After WWII, German troops were required to stay in France for a number of years, performing "restitution labor" by clearing mines from roads, fields, and forests. It was a dangerous job, and quite a few of them never made it home.

According to 'Aftermath: The Remnants of War' by Donovan Webster , there are still areas of France that are off limits due to World War One UXOs (and a lot of other places on the planet). A very good book that can be had cheap for those interested.

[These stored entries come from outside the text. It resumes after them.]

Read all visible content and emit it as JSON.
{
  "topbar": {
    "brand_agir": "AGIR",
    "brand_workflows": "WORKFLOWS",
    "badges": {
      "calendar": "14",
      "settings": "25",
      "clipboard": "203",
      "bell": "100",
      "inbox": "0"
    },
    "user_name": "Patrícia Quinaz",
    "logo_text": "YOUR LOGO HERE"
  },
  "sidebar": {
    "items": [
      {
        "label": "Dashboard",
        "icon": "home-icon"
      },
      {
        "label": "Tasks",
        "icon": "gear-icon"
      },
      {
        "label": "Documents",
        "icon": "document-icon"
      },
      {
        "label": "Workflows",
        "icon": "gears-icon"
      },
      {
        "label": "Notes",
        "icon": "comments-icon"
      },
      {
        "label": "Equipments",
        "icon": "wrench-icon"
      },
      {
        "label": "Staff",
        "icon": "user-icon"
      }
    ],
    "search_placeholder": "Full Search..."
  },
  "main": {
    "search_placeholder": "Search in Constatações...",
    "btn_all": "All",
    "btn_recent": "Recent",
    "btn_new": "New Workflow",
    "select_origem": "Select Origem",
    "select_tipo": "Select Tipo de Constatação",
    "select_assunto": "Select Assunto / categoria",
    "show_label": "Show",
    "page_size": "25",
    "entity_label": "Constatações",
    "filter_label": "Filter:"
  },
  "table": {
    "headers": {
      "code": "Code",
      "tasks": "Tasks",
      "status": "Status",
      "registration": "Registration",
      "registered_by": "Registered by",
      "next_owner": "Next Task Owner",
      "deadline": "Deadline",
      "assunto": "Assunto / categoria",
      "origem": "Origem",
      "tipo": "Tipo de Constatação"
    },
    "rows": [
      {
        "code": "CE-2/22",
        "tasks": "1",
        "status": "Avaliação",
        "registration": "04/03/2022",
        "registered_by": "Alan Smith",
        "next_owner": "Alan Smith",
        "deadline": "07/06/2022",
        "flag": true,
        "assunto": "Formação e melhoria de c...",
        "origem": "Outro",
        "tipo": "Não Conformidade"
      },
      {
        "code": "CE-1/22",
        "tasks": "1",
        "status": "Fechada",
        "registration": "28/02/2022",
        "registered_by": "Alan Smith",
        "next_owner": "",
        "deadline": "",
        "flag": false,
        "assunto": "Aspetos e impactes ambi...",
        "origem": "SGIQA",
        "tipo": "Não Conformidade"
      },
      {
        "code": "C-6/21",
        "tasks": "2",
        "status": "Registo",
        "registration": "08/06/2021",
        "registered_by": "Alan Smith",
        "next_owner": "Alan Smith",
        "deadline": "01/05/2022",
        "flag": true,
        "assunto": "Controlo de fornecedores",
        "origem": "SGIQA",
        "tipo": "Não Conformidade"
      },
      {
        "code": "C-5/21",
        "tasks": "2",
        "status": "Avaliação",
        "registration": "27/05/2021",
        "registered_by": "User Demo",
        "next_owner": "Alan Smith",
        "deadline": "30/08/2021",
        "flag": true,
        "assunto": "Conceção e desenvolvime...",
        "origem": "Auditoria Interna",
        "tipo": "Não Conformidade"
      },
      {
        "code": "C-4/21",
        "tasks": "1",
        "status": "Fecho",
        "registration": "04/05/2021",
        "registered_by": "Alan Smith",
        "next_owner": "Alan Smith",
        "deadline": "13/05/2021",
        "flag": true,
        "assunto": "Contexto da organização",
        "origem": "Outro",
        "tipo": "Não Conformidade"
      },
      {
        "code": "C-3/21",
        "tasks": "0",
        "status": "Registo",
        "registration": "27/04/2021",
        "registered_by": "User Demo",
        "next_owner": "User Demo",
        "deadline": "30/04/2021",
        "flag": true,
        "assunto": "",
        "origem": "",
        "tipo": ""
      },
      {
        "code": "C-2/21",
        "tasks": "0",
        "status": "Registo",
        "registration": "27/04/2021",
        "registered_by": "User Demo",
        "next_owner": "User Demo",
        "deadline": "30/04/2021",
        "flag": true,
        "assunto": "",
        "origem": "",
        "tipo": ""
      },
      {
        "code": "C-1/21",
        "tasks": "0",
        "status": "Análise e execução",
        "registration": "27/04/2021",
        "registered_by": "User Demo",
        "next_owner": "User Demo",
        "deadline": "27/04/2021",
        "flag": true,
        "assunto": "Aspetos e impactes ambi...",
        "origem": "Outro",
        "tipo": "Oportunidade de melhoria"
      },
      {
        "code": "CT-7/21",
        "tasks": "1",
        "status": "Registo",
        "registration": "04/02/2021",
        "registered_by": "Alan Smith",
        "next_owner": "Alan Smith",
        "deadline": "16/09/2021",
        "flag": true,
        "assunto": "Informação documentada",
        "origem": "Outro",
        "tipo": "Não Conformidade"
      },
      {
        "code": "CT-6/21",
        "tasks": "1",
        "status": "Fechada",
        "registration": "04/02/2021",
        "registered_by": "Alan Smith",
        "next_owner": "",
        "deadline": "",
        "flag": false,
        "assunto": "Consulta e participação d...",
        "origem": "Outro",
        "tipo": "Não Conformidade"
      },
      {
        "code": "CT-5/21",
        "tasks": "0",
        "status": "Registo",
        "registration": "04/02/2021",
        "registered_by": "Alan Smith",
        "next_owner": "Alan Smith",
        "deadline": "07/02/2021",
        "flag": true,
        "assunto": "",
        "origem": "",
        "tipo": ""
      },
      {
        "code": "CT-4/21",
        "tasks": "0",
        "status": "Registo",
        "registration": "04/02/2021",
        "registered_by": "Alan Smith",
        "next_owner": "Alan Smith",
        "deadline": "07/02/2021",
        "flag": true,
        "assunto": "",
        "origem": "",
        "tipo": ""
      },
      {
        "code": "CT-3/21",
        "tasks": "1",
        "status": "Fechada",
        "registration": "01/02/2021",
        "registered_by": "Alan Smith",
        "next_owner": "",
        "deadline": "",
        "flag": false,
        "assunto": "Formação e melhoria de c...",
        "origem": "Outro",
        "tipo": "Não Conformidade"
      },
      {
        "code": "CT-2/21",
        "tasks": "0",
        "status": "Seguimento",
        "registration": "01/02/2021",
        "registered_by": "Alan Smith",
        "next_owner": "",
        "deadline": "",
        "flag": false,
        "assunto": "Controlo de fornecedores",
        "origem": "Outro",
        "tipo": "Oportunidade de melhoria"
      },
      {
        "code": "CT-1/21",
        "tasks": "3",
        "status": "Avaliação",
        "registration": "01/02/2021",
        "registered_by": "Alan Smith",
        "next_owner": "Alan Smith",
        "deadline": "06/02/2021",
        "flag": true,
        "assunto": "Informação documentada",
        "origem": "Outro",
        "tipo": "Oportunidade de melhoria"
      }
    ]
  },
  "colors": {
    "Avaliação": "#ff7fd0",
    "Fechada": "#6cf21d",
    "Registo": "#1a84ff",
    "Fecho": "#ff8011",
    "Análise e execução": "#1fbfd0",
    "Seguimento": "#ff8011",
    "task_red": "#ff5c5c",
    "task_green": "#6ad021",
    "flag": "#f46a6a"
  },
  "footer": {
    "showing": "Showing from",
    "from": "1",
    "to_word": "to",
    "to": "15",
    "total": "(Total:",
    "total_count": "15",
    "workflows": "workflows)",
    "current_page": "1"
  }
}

'In riveting and revelatory detail, Aftermath documents the ways in which wars have transformed the terrain of the battlefield into landscapes of memory and enduring terror: in France, where millions of acres of farmland are cordoned off to all but a corps of demolition experts responsible for the undetonated bombs and mines of World War I that are now rising up in fields, gardens, and backyards; in a sixty-square-mile area outside Stalingrad that was a cauldron of destruction in 1941 and is today an endless field of bones; in the Nevada deserts, where America waged a hidden nuclear war against itself in the 1950's, the results of which are only now becoming apparent; in Vietnam, where a nation's effort to remove the physical detritus of war has created psychological and genetic devastation; in Kuwait, where terrifyingly sophisticated warfare was followed by the Sisyphean task of making an uninhabitable desert capable of sustaining life.'

Cheers,
USS ALASKA
 
It happens after every war, and sometimes it happens with lasting results. I won't comment on our more modern wars, but there is still unexploded ordnance plowed up in France and Belgium every plowing season...and it dates back 100 or more years to WWI.